Le miroir est certainement l’un des pires jugements qu’il puisse être fait à une femme. Non pas Parce que ce qu’ il reflète notre corps un peu trop distendu d’avoir fait des enfants, notre visage fatigué d’avoir à avoir accumulé trop de nuits blanches ou nos cheveux ébouriffés, non. Ce que nous renvoie ce miroir, c’ est le reflet de nous-même.

Il nous met face à la réalité de notre vie et ces combats constants qu’elle nous demande de mener, nos victoires et nos défaites, nos coups de génie et nos fausses bonnes idées ainsi que la façon dont on a de les assumer ou de les enfuir au plus profond de nous-même et ainsi faire comme si cela n’ avait jamais existé, ne fut-ce que l’espace d’un instant.

Ces derniers temps, le miroir et moi vivons une relation conflictuelle, principalement parce qu’il reflète un visage plus marqué qu’il y a quelques mois. J’y vois la femme qui a rit, la femme qui a pleuré et qui a dû prendre des décisions difficiles ces dernières années qui ont impactés toute sa vie.
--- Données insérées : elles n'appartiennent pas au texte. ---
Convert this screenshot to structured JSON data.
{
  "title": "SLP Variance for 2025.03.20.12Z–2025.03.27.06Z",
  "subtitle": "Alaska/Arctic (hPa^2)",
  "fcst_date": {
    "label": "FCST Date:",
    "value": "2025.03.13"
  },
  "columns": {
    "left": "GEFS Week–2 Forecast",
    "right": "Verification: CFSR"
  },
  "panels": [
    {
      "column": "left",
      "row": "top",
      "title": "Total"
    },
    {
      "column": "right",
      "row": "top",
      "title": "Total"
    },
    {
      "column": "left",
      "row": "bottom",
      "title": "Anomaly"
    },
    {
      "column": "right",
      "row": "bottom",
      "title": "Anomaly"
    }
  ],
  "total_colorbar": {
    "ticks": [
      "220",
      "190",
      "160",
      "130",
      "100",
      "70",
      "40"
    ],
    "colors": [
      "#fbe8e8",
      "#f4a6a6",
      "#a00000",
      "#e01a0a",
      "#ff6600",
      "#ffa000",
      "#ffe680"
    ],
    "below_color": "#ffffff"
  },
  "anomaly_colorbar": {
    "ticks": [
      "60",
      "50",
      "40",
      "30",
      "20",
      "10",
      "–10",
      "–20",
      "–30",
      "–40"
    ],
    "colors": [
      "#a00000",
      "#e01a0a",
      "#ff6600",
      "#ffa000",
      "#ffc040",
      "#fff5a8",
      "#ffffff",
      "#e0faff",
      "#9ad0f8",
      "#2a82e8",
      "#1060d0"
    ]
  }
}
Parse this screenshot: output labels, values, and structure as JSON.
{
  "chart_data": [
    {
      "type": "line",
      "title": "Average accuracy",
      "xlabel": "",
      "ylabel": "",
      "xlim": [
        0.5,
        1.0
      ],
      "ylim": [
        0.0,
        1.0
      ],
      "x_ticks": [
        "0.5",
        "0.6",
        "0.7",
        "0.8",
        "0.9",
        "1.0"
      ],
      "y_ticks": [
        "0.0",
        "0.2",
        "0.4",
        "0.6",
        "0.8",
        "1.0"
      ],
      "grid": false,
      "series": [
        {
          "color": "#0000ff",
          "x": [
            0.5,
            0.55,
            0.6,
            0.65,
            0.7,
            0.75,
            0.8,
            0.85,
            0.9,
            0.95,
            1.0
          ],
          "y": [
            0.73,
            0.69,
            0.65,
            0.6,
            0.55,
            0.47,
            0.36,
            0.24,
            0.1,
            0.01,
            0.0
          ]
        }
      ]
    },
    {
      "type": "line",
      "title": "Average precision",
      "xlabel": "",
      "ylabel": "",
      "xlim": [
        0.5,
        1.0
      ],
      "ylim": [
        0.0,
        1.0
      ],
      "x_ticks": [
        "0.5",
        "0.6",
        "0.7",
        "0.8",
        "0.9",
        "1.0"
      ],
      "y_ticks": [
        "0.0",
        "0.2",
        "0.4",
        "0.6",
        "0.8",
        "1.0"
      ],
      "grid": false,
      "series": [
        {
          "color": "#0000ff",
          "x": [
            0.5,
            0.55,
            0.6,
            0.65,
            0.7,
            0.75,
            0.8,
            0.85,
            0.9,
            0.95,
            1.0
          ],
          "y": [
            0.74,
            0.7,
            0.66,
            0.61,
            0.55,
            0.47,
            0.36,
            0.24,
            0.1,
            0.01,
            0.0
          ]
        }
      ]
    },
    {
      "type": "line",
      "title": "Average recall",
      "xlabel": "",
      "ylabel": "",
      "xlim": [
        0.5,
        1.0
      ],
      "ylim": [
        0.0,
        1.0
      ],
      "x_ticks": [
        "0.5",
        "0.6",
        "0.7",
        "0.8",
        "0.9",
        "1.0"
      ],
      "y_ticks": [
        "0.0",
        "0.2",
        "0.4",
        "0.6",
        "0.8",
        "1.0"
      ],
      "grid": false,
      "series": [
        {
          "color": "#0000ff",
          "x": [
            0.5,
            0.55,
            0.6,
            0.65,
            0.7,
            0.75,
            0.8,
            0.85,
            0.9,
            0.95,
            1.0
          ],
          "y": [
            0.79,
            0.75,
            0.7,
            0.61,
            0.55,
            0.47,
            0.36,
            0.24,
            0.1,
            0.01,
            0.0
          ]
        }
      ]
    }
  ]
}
Mais j’y vois surtout une femme qui vit.

A 34 ans, mon visage porte désormais les traces du putain de bordel qu’ est mon passage sur cette terre. Parfois je suis fière de mon parcours de vie et de la façon dont je trouve toujours un moyen de rebondir tout en gardant à l’esprit la réalité et mes envies de femme, parfois je voudrais me défaire de ces marques du temps et de ces problèmes constants. Alors je fuis les miroirs, je me coupe les cheveux, je maquille un peu plus mes lèvres afin que la couleur prenne le pas sur cette réalité épidermique. Et je les regarde à nouveau dans le miroir. Moi, mes rides et mon parcours, me posant trop de questions sur mon passé et mon avenir, en oubliant certainement de vivre au présent. Je me dis que je suis peut-être simplement un peu fatiguée d’avoir l’impression de vivre à l’intérieur d’un épisode à la con d’amour, gloire et beauté.

Alors j’hésite entre investir dans une crème anti-âge miracle ou finir sous le bistouri d’un gommeur de signe exterieur de coup de la vie, mais l’état risible de mon compte en banque me rappelle à l’ordre. Je me contenterai donc pour l’instant de remettre du rouge sur mes lèvres et me dire que finalement c’est peut être ça être adulte : se prendre des coups dans la tronche et avancer quand même.